PT Freeport berterima kasih atas dukungan semua pemangku kepentingan baik karyawan, masyarakat sekitar lokasi pertambangan, pemerintah dan TNI-Polri yang memberikan dukungan penuh terhadap keberlangsungan operasi perusahaan tambang itu.
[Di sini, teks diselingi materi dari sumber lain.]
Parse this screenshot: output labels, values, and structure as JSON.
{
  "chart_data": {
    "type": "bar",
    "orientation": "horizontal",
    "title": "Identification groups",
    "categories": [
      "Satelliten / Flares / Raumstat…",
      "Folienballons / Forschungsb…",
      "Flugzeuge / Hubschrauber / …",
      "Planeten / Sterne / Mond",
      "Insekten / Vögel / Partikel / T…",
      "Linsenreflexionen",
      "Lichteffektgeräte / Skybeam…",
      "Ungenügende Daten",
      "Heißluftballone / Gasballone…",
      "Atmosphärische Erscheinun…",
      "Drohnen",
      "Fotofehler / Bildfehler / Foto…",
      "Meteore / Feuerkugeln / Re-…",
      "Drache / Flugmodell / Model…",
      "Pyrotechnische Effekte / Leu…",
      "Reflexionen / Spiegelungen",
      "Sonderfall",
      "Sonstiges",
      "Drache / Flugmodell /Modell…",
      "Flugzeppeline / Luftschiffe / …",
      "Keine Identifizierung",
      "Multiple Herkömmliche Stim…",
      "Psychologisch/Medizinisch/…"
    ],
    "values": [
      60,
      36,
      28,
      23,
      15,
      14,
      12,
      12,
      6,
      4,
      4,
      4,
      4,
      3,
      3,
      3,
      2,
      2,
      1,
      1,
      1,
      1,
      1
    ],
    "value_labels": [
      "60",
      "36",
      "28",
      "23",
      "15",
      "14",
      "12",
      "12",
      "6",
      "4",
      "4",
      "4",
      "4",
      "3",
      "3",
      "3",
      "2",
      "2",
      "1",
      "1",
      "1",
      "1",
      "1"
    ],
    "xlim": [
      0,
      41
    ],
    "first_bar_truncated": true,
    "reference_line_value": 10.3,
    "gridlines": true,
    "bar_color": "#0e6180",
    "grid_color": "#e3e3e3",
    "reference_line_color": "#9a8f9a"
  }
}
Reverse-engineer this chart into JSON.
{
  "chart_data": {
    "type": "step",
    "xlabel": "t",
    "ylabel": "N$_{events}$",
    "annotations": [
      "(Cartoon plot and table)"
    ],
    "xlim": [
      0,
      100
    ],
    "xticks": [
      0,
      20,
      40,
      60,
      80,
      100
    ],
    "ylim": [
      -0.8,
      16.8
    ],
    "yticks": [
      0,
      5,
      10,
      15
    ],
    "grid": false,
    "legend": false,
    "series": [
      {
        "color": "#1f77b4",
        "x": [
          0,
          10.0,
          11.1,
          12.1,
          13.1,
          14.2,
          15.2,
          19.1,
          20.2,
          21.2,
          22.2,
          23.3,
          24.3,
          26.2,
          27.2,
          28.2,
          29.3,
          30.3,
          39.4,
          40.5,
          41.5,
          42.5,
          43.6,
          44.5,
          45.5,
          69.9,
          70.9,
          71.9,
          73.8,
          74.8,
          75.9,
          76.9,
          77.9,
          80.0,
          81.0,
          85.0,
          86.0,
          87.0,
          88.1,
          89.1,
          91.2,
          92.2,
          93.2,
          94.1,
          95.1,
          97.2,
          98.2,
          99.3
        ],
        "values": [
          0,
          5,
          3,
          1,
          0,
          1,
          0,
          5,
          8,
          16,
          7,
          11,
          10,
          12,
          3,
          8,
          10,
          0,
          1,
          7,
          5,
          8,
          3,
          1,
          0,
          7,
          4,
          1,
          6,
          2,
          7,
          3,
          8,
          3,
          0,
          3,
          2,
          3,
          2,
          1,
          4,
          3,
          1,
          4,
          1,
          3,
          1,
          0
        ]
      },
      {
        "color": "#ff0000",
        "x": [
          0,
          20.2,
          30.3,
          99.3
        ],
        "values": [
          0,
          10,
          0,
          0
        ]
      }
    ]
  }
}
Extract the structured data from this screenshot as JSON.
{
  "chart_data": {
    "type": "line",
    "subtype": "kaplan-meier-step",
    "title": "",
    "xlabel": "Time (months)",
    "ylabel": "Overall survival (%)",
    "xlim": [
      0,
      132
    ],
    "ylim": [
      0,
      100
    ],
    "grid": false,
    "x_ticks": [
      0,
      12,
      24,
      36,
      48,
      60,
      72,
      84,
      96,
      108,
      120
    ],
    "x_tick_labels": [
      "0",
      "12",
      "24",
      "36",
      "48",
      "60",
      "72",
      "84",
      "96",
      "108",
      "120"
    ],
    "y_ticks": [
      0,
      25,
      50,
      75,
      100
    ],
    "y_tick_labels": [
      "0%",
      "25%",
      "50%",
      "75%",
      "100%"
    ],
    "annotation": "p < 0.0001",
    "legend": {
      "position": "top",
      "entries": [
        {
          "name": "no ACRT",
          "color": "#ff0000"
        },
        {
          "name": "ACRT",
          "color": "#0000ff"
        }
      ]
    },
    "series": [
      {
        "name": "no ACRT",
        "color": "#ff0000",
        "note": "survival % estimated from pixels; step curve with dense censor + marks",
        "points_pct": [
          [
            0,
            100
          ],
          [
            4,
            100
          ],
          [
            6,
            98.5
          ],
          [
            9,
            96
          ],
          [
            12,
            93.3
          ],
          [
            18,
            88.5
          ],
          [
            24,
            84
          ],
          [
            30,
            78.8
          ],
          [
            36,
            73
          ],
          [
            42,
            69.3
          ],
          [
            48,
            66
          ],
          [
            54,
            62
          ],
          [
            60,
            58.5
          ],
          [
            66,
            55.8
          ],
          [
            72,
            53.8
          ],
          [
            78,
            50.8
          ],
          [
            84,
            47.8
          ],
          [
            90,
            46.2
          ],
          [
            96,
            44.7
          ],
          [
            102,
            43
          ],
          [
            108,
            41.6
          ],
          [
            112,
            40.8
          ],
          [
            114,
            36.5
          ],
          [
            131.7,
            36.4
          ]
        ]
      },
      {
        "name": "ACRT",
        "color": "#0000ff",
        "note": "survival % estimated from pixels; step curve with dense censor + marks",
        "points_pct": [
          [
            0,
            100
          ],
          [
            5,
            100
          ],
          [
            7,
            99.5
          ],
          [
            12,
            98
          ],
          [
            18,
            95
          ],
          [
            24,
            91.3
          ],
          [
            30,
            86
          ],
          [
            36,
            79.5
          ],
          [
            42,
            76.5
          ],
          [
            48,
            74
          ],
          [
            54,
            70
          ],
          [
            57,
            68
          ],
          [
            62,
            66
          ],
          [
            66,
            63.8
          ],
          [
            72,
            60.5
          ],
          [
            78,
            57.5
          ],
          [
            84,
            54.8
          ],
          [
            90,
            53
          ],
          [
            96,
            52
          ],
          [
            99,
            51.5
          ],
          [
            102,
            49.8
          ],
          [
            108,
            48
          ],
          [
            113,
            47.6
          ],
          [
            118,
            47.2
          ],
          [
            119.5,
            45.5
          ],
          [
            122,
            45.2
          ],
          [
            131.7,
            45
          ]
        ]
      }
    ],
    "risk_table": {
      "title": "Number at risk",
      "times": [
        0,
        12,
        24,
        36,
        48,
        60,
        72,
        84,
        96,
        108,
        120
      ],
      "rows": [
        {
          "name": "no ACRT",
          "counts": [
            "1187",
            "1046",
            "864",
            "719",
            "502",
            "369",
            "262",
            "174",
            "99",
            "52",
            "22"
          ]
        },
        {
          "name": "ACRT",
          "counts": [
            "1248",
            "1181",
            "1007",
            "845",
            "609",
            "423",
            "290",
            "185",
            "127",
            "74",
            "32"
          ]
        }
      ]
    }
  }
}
Dari sisi keselamatan kerja, tahun ini tidak ada laporan kasus parah dalam operasi pertambangan Freeport hingga menyebabkan meninggal dunia.

Selama beberapa tahun terakhir, Freeport terus mengembangkan kapasitas produksi tambang bawah tanahnya, apalagi setelah tambang terbuka(open pit) telah selesai produksi sejak 2019 lalu.

“Untuk pengembangan tambang bawah tanah, semua tetap berjalan sesuai rencana, tidak ada hambatan, semua berjalan normal meskipun kita menghadapi situasi serius akibat pandemi Covid-19,” jelas Claus.

Kondisi penularan Covid-19 di area perusahaan Freeport maupun di Timika, Papua dan Indonesia secara umum yang terus menunjukan tren penurunan,

menjadi harapan agar target produksi Freeport pada 2022 bisa jauh lebih maksimal lagi.

“Ketika Covid-19 bisa kita kontrol dan karyawan bisa bekerja dengan baik tanpa rasa khawatir maka sudah pasti produksi juga terjaga. Pada akhirnya semua pemangku kepentingan bisa merasakan manfaat dari operasi perusahaan ini,” ucapnya.